De novo variant detection for the evolution populations after three passages in each condition was conducted, and VCFs were generated using realigned, sorted BAM files with the Mutect algorithm within the Genome Analysis Tool Kit (v3.7-0-gcfedb67). Variants were annotated using SnpEff (vSnpEff 4.3K, build 2017-03-29) with the Candida auris reference genome and gene feature file (B8441, GCA_002759435.2_Cand_auris_B8441_V2). Parental variants present in the progenitor isolates were removed using VCF-VCF intersect (https://github.com/galaxyproject/tools-iuc/tree/master/tool_collections/vcflib/vcfvcfintersect) with a window size of 0 bp. De novo variant detection for whole-genome sequencing of single colonies from the evolution populations was conducted with Mutect2 from the Genome Analysis Tool Kit (v4.1.2), where the progenitor strain was input as the “normal” sample and the evolved sample was the “tumor.” Low-quality variant calls were filtered with FilterMutectCalls using default parameters, and moderate and high impact variants were annotated using SnpEff. Mutect2 was also used for comparison of clade IV strains to identify alleles associated with high tolerance and high mutation rate. For the tolerance phenotype, I-P was used as the “normal” sample and H-P and Q-P were input as the “tumor” samples. For the mutator phenotype, H-P and I-P were used as “normal” samples and K-P was input as the “tumor” sample. All nonsense and missense mutations were visualized in the IGV (v2.8.2) (37), and select variants were validated with Sanger sequencing (Table S5).

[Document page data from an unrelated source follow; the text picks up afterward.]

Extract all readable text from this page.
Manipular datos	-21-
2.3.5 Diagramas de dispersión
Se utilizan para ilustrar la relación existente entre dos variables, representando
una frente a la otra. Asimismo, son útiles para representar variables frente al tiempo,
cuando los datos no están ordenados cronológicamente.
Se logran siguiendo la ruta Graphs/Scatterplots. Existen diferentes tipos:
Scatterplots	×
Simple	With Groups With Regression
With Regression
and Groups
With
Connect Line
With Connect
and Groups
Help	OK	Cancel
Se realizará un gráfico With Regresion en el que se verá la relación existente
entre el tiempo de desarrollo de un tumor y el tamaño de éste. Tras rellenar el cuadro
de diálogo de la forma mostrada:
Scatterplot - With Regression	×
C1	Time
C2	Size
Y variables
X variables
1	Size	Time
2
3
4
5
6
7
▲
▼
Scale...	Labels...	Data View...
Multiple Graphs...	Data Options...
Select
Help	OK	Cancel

GO analysis was conducted for all terms (biological process, function, and component) using the GO Term Finder from the Candida Genome Database (CGD accessed 18 October 2021; http://www.candidagenome.org/cgi-bin/GO/goTermFinder). Terms were considered significantly enriched if P < 0.05 with Bonferroni correction.

Aneuploid scaffolds were visualized using the Yeast Mapping Analysis Pipeline (YMAP v1.0) (36). Aligned .bam files were uploaded to YMAP and read depth was plotted as a function of chromosome position using the built-in B8441 clade I reference genome. Read depth was corrected for both GC content as well as chromosome-end bias.

Fluctuation analysis of URA3 mutation rates was performed similar to prior studies (78) using the method of the median (79). Briefly, strains were streaked for single colonies and grown on YPAD for 2 days at 30°C. Per strain, 8 independent colonies were inoculated into 1 mL liquid YPAD and grown overnight at 30°C. Cultures were diluted with PBS and spot plated onto nonselective YPAD for total cell counts and selective media (5-FOA for URA3 loss). YPAD plates were incubated at room temperature for 3 days, and 5-FOA plates were incubated at 30°C for 3 days. Colony counts were used to calculate the rate of marker URA3 loss per cell division.

The sequencing data sets generated during this study are available in the Sequence Read Archive repository under projects PRJNA635156 and PRJNA635167.